Monday 27 October 2008

The Inner Glow-Torch

The inner glow-torch that
e x t e n d s
from the pit of my stomach
to the sheath underneath my facial skin
and produces a luminescence
that no amount of good food can explain
and no creams can re-create
beacause it comes from knowing that someone
is loving me and watching over me
every hour of every day
so that I can give and receive love
graciously
and be grateful
for the light
in my inner and outer lives
that is really
just one
life

Monday 20 October 2008

We Journey like a Paisley (Intro)

This film is a snippet in time. It is an attempt to capture the lives of young people of Indian origin or ethnicity living in Adelaide in the spring of 2008.

What does this spring being forth? What do these lives bring forth? How do I, as a fellow Indian living in Adelaide, as an interviewer cum director cum country cousin cum peer function in such a situation? 

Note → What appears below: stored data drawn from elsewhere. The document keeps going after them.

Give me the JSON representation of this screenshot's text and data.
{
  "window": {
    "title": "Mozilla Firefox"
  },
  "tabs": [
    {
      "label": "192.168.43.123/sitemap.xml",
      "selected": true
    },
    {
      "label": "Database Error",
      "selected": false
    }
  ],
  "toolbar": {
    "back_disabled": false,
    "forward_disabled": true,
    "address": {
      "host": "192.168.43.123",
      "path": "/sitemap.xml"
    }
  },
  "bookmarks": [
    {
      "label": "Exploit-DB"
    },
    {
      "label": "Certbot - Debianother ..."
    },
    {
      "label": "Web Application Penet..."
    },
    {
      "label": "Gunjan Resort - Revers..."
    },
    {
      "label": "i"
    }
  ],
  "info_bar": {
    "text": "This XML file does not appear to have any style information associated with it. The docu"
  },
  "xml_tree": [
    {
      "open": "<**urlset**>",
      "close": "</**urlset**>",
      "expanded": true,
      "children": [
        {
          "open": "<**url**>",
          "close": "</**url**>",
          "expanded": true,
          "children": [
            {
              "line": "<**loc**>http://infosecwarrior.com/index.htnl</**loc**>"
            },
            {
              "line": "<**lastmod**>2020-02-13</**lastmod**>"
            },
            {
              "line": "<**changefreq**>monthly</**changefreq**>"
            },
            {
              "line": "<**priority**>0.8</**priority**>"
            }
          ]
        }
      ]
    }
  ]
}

I am exploring where I belong through their belongings, as well discovering their multiple affiliations through our shared location. They have journeyed. I have journeyed. The film is a testament to our past journeys, as well as a beacon for the journeys yet to come. This film is a paisley - fluid yet shapeful, rooted yet cross-cultural. This journey is a paisley. We journey like a paisley...

Sunday 12 October 2008

What is the genre of my life?

If I were to write a screenplay of my life and pitch it to a potential producer, how would I describe it? How would I sell it? How would I make it short and sweet? Would it be a comedy or a tragedy, or something in-between? Would it be a sophisticated Woody Allen take on the cosmopolitan lifestyle of a 20-something female lead in a leafy Adelaide setting? Would it be packed with Martin Scorcese twists and turns in the life of an adveturous young woman in a home away from home? Would it be the subject of a Gurinder Chadha drama on the funny and no-so-funny aspects of being a modern Indian woman? Would it be a Richard Linklater conversation between a smart lady and a bright gentleman at the transit lounge of an international airport? Would it be a Karan Johar extravaganza with a blooming girl who breezes through life by dancing at Hindu weddings and in Swiss streets with equal aplomb? Would it be a new-Bollywood Farhan Akhtar flick packed with friends, lovers and the self-discovery of youth in a swish urban background?

I wish there were a genre called 'life'. And that would make life easier for all kinds of writers, directors and agents. Ne need to explain a plot that doesn't have an end. No need to apologise for a heroine who can look good and think. No need to hide the objects of affection that arrived before the soulmate. No need to elaborate on other-worldly cultural references and colours. No need to load every spoken word with a formal statement of intent. No need to push characters beyond their paper existence.

Experience and instinct tell me that good writing must have clarity as well as elegance. So here's my pitch - I want to make an ordinary film about an ordinary life, and the audience can decide if it's special. The life I want to depict is ordinary because there is a lot of reading, writing, talking, eating, loving and leaving involved. The film I want to make about this life is ordinary because it will use cameras, tripods, microphones, lighting, computers and editing equipment. And hence, you must invest in it because it will transcend its ordinaridess in its specificity. Every detail will be illuminated until it becomes the centre of your audio-visual universe. Logic and meaning will arise from lingering, not cutting. You will feel texture in two dimensions.

Tuesday 7 October 2008

A Post-Modern Fairy Tale

Once upon a bitter-sweet time
There lived a bookish princess
Who spent her adolescence in glasses
And heralded her youth in heels.

But she hadn’t let go of her reticence
Even as she embraced the chic world of godlessness
So she fell blindly in love with a commoner
Who she mistook for her bespectacled prince.

She lusted after him day and night
Even with the books there to give respite
But the fantasies never turned real
While her broken heart became palpable.

Misty-eyed, where now she thought
Where are my dreams and desires
Where does my happiness lie
Where can I find grace and gumption.

She journeyed far and wide for answers
She peeped into her heart to know herself
She talked to kith, kin and karma
And she wrote an ode to her soul.

Poetry was the cause and the cure
She recited a mantra to fall out of love
So she could sing about falling in love again
And live merrily with Prince and Post-Modernity.

Back to Living


I was alive but not living
Not noticing the colour of the leaves in my backyard
Or the texture of the wood in my office
Or the varying temperatures of my own body.


And now with each new burst of spring
Tiny parts of my spirit are beginning to swell
With the joy of being and breathing in this universe
Feeling its heart beat in my own chest.